When the discovery was made, the national and county governments spoke of a plan to transform the region and especially to tackle the perennial food insecurity and hunger that plague local people.

Irrigation farming was identified as the major means of tackling the problem, along with development of pasture and watering points for herders. There were also hopes that the aquifer could be used to solve the conflicts between herders and farmers that erupt from time to time in northern Kenya.

A few weeks, ago the national government and the Turkana county government announced the start of drilling, and the town of Lodwar is expected to be the first beneficiary of water for domestic use.

While this is a very positive development, it seems that once again the most urgent issues are not being addressed – in particular, community participation, given that this is a region with a serious food security problem.

A case in point is the warning by the Famine Early Warning Systems Network (FEWSNET) that most of Kenya  is on hunger alert more than half of the year, with areas such as northern Kenya (ironically, the site of the aquifer) sometimes teetering  on the edge of famine.

Food shortages and high food prices are coming, and hunger is already starting to bite – as seen from the recent shocking story of a mother who had to slaughter a dog for her two kids because she had no food for them.

URBAN WATER, RURAL WATER

But the Turkana county government has made its first priority piping water to Lodwar, a town of about 48,000 people about 120 kilometers away from the aquifer, despite indicating earlier that tackling food security would be the top priority for water from the aquifer.

Pumping aquifer water tens or hundreds of kilometres to urban areas should not have been the top priority, not with the most vulnerable people directly on top of the aquifer, in a harsh, remote area.

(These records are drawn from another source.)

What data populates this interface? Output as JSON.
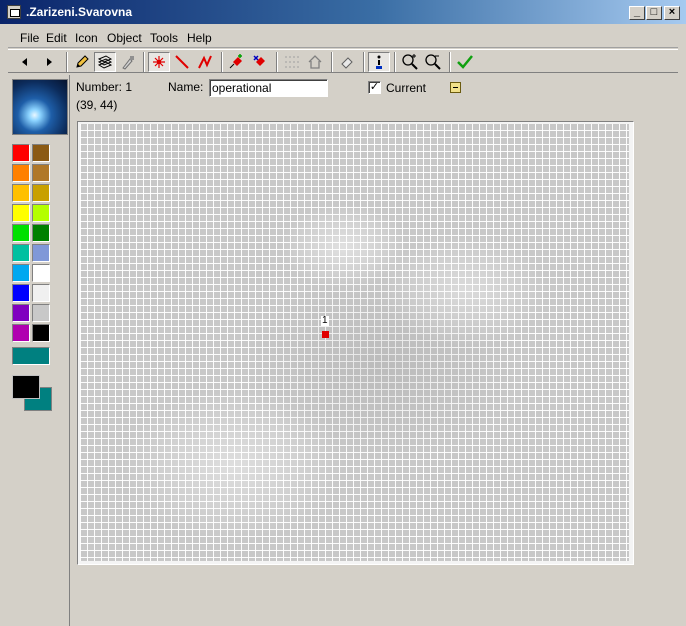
{
  "window": {
    "title": ".Zarizeni.Svarovna"
  },
  "menu": {
    "items": [
      "File",
      "Edit",
      "Icon",
      "Object",
      "Tools",
      "Help"
    ]
  },
  "toolbar": {
    "buttons": [
      {
        "name": "back-arrow-icon"
      },
      {
        "name": "forward-arrow-icon"
      },
      {
        "name": "pencil-icon"
      },
      {
        "name": "layers-icon"
      },
      {
        "name": "pipette-icon"
      },
      {
        "name": "point-icon"
      },
      {
        "name": "line-icon"
      },
      {
        "name": "polyline-icon"
      },
      {
        "name": "add-point-icon"
      },
      {
        "name": "remove-point-icon"
      },
      {
        "name": "group-icon"
      },
      {
        "name": "home-icon"
      },
      {
        "name": "eraser-icon"
      },
      {
        "name": "info-icon"
      },
      {
        "name": "zoom-in-icon"
      },
      {
        "name": "zoom-out-icon"
      },
      {
        "name": "confirm-check-icon"
      }
    ]
  },
  "info": {
    "number_label": "Number: 1",
    "coords": "(39, 44)",
    "name_label": "Name:",
    "name_value": "operational",
    "current_label": "Current",
    "current_checked": true
  },
  "palette": {
    "colors": [
      [
        "#ff0000",
        "#8b5a14"
      ],
      [
        "#ff8000",
        "#b07828"
      ],
      [
        "#ffc000",
        "#c8a000"
      ],
      [
        "#ffff00",
        "#b4ff00"
      ],
      [
        "#00e000",
        "#008000"
      ],
      [
        "#00c0a0",
        "#8098d8"
      ],
      [
        "#00a8f0",
        "#ffffff"
      ],
      [
        "#0000ff",
        "#f0f0f0"
      ],
      [
        "#8000c0",
        "#c8c8c8"
      ],
      [
        "#b000b0",
        "#000000"
      ]
    ],
    "wide_color": "#008080",
    "foreground": "#000000",
    "background": "#008080"
  },
  "canvas": {
    "point_label": "1",
    "point_color": "#e00000"
  }
}
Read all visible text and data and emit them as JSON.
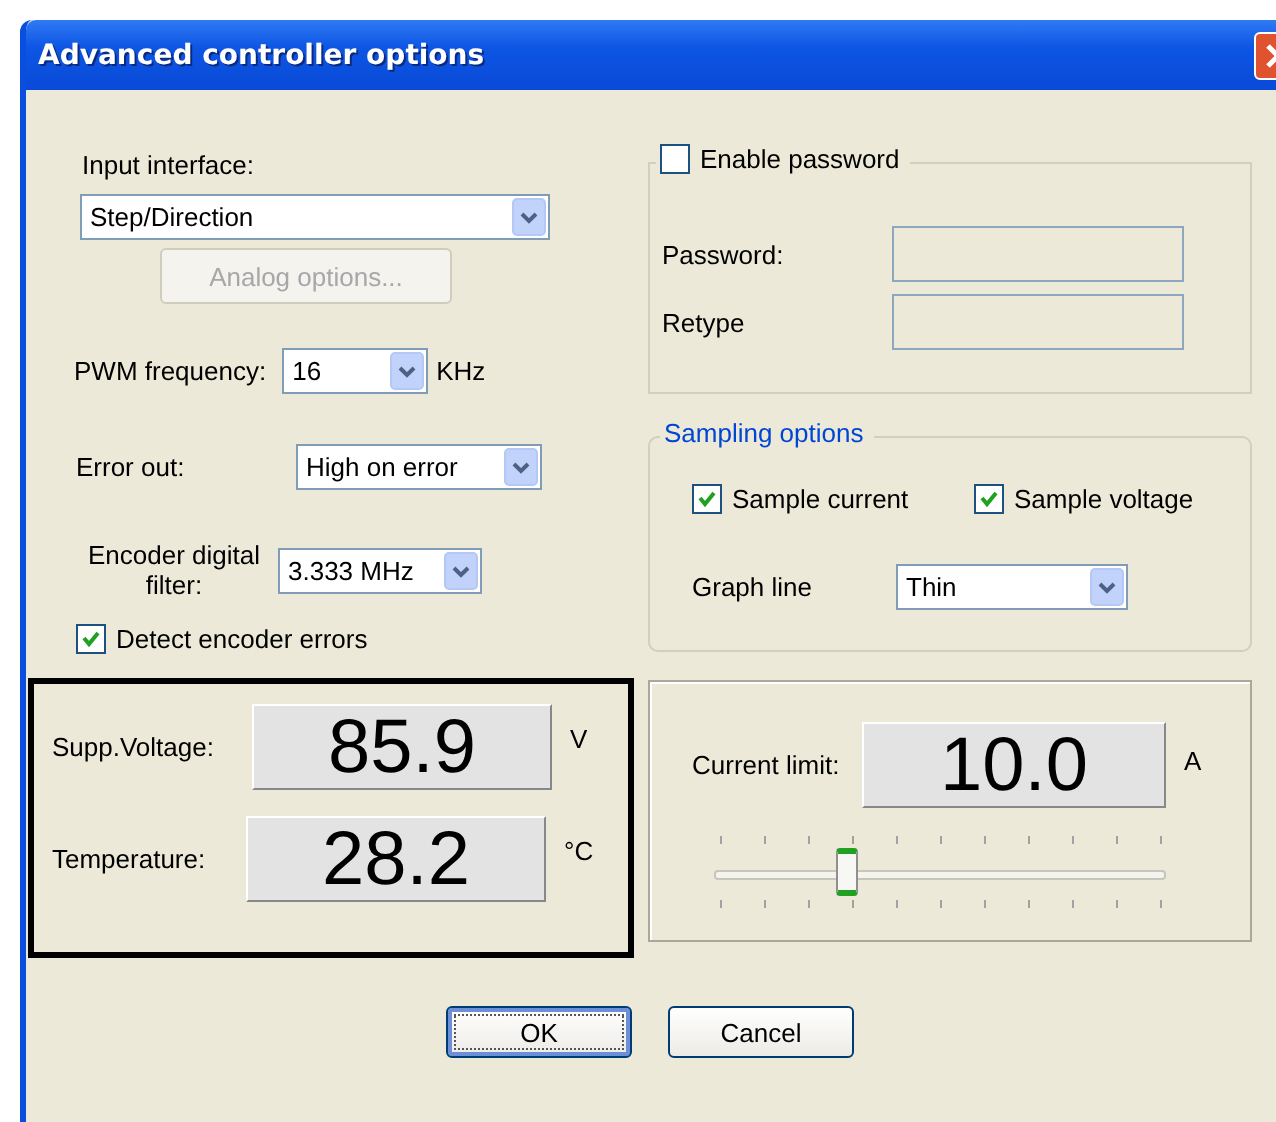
{
  "window": {
    "title": "Advanced controller options"
  },
  "input_interface": {
    "label": "Input interface:",
    "value": "Step/Direction"
  },
  "analog_options_button": {
    "label": "Analog options...",
    "disabled": true
  },
  "pwm_frequency": {
    "label": "PWM frequency:",
    "value": "16",
    "unit": "KHz"
  },
  "error_out": {
    "label": "Error out:",
    "value": "High on error"
  },
  "encoder_filter": {
    "label": "Encoder  digital filter:",
    "value": "3.333 MHz"
  },
  "detect_encoder_errors": {
    "label": "Detect encoder errors",
    "checked": true
  },
  "readings": [
    {
      "label": "Supp.Voltage:",
      "value": "85.9",
      "unit": "V"
    },
    {
      "label": "Temperature:",
      "value": "28.2",
      "unit": "°C"
    }
  ],
  "password_group": {
    "label": "Enable password",
    "checked": false,
    "fields": [
      {
        "label": "Password:"
      },
      {
        "label": "Retype"
      }
    ]
  },
  "sampling": {
    "title": "Sampling options",
    "options": [
      {
        "label": "Sample current",
        "checked": true
      },
      {
        "label": "Sample voltage",
        "checked": true
      }
    ],
    "graph_line": {
      "label": "Graph line",
      "value": "Thin"
    }
  },
  "current_limit": {
    "label": "Current limit:",
    "value": "10.0",
    "unit": "A",
    "level": 0.29
  },
  "buttons": [
    {
      "label": "OK",
      "default": true
    },
    {
      "label": "Cancel",
      "default": false
    }
  ]
}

Setting the wrong priorities may create new problems and worsen old ones. The most logical step would have been to engage with local people and involve them – and put in place irrigation programmes with water from the aquifer as quickly as possible.

There is no need of mega irrigation projects to begin with, but rather small ones to help deal with the immediate danger. These could later be expanded. The best place to launch such projects would be in central Turkana, directly on top of the aquifer.

Because northern Kenya is predominantly a pastoralist area, some residents may not want to switch to crop farming so setting up watering points for animals is also important for them.

Separate grazing and farming areas should also be designated to avoid the type of conflict that took place in the Tana River area few months back between pastoralists and farmers, in which many people died. It’s also common to see pastoralists invading urban areas with their herds in search of any available grass and water and this can cause strife between town residents and pastoralists.

It would be shameful for the country to record deaths caused by hunger in the Turkana region in a few months, when there are fast-growing food crops, developed in Kenya, that could be farmed with water from the aquifer. These include fast-growing Katumani maize that takes just three months to mature.

So what is the major issue that has not been addressed since the aquifer was discovered? Community participation.

While people in Lodwar town were informed of the decision to pump water to the town, families living in remote areas have not been informed or consulted by the national or county government about the aquifer that lies under their feet.  If consultations had been made, especially at the grassroots level, food security would be given top priority, along with tackling the causes of perennial conflict in the area.

With the new water on tap, questions of land ownership in the region also have to be addressed quickly.

In the immediate future, averting loss of life as a result of hunger should be the top concern. The majority of the population in northern Kenya is rural and these are the people most at risk. The county and national governments should quickly change tack and start engaging them on the aquifer – and on food security.

Ray Obiero is a physics graduate of Kenya’s Egerton University and blogs for AlertNet Climate on climate change issues.